Muito embora o número de empresas com uma estrutura consolidada de DE&I no Brasil seja incipiente, como os próprios números acima mostram, sabemos que a representatividade dessas companhias funciona como modelo para as demais. E mesmo que as organizações não tenham condições de começarem tão estruturadas em termos de diversidade e inclusão, ações pontuais e contínuas podem ser feitas no sentido de se criar consciência da importância da equidade de gênero, como por exemplo:

• Elaboração de um plano de competências para a contratação de pessoas de modo a evitar que o viés de gênero interfira no momento da contratação;

• Desenvolvimento de um plano de cargos e salários igualitários, o enfoque deve ser na contribuição do profissional para a empresa e nunca no gênero;

• Desenvolvimento de parcerias com escolas e creches;

• Desenvolvimento de políticas internas que incentivem e deem suporte aos pais no acompanhamento das crianças;

• Reforço de compromissos públicos contra o machismo, o assédio e outras barreiras que limitam o crescimento das mulheres;

• Ações educativas e de letramento social que visem o combate ao machismo e aos seus desdobramentos comportamentais;

• Promoção de programas de liderança feminina;

• No Dia das Mulheres a escolha de presentes livres de vieses inconscientes, uma boa dica é livros de autoras mulheres.

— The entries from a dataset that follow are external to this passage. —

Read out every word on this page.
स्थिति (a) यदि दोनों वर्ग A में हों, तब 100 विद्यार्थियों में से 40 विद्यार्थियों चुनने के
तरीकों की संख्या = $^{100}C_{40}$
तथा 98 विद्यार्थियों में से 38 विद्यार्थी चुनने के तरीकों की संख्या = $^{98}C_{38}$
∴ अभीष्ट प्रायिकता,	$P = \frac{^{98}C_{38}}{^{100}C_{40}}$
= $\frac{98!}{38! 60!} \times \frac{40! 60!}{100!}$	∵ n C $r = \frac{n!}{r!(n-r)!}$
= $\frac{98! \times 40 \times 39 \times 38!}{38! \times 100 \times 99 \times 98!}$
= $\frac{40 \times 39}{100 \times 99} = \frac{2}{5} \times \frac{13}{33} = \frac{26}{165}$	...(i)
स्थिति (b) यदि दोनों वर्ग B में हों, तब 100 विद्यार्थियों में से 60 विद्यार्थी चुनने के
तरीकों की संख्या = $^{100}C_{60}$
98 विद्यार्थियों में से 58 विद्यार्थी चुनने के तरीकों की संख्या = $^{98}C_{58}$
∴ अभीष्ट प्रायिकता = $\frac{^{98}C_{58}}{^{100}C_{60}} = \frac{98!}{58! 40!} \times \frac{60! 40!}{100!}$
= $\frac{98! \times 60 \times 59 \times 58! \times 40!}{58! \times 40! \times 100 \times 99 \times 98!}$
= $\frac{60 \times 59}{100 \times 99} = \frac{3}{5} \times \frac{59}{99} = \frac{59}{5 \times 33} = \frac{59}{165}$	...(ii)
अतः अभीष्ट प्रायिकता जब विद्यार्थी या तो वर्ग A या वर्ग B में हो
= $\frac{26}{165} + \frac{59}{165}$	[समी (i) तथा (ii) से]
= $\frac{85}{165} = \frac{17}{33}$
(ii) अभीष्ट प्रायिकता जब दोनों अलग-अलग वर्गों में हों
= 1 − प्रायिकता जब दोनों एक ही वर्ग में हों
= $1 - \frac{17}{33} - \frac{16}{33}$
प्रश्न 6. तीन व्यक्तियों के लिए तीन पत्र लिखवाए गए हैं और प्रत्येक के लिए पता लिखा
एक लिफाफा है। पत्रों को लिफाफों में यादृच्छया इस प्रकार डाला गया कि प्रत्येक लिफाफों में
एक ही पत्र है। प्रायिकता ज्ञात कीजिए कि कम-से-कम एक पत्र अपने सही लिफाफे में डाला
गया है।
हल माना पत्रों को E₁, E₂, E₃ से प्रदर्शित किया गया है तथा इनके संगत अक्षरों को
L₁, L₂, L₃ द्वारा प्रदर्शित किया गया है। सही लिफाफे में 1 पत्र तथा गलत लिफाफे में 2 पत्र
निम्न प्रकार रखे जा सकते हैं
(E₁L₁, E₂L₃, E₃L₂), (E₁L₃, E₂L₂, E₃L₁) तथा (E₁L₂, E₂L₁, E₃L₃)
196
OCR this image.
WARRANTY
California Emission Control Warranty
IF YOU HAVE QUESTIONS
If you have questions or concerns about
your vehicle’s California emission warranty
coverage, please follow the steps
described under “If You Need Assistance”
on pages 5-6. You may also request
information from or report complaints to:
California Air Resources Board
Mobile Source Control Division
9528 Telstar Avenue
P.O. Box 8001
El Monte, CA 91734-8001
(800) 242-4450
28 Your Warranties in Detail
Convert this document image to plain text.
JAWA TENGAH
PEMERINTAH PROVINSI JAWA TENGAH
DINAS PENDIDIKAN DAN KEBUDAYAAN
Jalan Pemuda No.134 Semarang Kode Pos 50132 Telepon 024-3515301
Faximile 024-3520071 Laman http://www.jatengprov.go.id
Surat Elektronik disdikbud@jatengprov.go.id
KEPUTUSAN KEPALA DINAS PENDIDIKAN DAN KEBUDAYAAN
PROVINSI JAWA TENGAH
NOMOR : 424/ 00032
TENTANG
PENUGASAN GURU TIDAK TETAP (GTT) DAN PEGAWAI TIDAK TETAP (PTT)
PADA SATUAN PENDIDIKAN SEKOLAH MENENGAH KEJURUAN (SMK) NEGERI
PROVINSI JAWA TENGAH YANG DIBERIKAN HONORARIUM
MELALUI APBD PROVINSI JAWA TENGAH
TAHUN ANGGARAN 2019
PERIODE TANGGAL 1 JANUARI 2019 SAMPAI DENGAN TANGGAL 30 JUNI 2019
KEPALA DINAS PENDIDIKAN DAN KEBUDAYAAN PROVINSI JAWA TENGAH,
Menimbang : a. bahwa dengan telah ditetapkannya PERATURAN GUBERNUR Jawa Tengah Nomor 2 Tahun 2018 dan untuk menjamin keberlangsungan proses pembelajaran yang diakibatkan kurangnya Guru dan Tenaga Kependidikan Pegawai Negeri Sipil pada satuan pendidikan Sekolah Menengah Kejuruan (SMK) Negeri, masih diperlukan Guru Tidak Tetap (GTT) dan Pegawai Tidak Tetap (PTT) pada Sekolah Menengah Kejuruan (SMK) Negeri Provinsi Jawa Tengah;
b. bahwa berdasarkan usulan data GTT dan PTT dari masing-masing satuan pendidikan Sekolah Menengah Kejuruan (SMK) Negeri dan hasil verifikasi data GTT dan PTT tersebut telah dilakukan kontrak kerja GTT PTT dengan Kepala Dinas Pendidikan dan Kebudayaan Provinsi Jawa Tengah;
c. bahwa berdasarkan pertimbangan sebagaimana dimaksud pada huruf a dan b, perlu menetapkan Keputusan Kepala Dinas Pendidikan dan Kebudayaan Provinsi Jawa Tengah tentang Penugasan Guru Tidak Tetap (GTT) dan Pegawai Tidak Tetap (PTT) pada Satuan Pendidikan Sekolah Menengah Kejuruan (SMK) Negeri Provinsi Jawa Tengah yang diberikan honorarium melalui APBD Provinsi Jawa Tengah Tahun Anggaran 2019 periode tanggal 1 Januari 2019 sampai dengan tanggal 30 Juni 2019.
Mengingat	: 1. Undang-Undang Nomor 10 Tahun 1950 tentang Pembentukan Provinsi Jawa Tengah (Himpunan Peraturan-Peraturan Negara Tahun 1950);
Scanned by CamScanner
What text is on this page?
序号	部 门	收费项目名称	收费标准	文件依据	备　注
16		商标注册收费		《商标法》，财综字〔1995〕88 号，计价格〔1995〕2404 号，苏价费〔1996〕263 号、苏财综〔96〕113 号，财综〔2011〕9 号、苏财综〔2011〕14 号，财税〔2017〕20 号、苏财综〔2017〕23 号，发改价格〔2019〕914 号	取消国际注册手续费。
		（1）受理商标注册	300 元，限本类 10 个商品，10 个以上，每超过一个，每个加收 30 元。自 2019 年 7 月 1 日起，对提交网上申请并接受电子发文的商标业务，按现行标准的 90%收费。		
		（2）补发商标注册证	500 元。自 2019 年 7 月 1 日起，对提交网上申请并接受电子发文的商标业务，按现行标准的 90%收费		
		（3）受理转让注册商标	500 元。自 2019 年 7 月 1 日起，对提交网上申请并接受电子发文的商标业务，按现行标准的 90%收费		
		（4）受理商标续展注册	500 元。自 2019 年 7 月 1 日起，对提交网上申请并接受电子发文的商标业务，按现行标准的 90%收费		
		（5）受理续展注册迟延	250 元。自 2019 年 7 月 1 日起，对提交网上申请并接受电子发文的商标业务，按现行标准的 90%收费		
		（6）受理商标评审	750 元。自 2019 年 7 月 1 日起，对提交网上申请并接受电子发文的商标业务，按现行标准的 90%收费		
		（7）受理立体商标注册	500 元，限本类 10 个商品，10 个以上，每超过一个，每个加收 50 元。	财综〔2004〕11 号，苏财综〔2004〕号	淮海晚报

E é exatamente essas sugestões que gostaria de deixar como conclusão do artigo no sentido de mostrar que mudanças são possíveis e precisam ser feitas e que mais do que chocolates e fotos merecemos ações efetivas no sentido de sermos incluídas socialmente.

*Doutora em Comunicação, Especialista em Diversidade e Inclusão com foco em Gênero, Coordenadora dos Cursos de Diversidade e Inclusão do IEC da PUC Minas e Educadora Corporativa.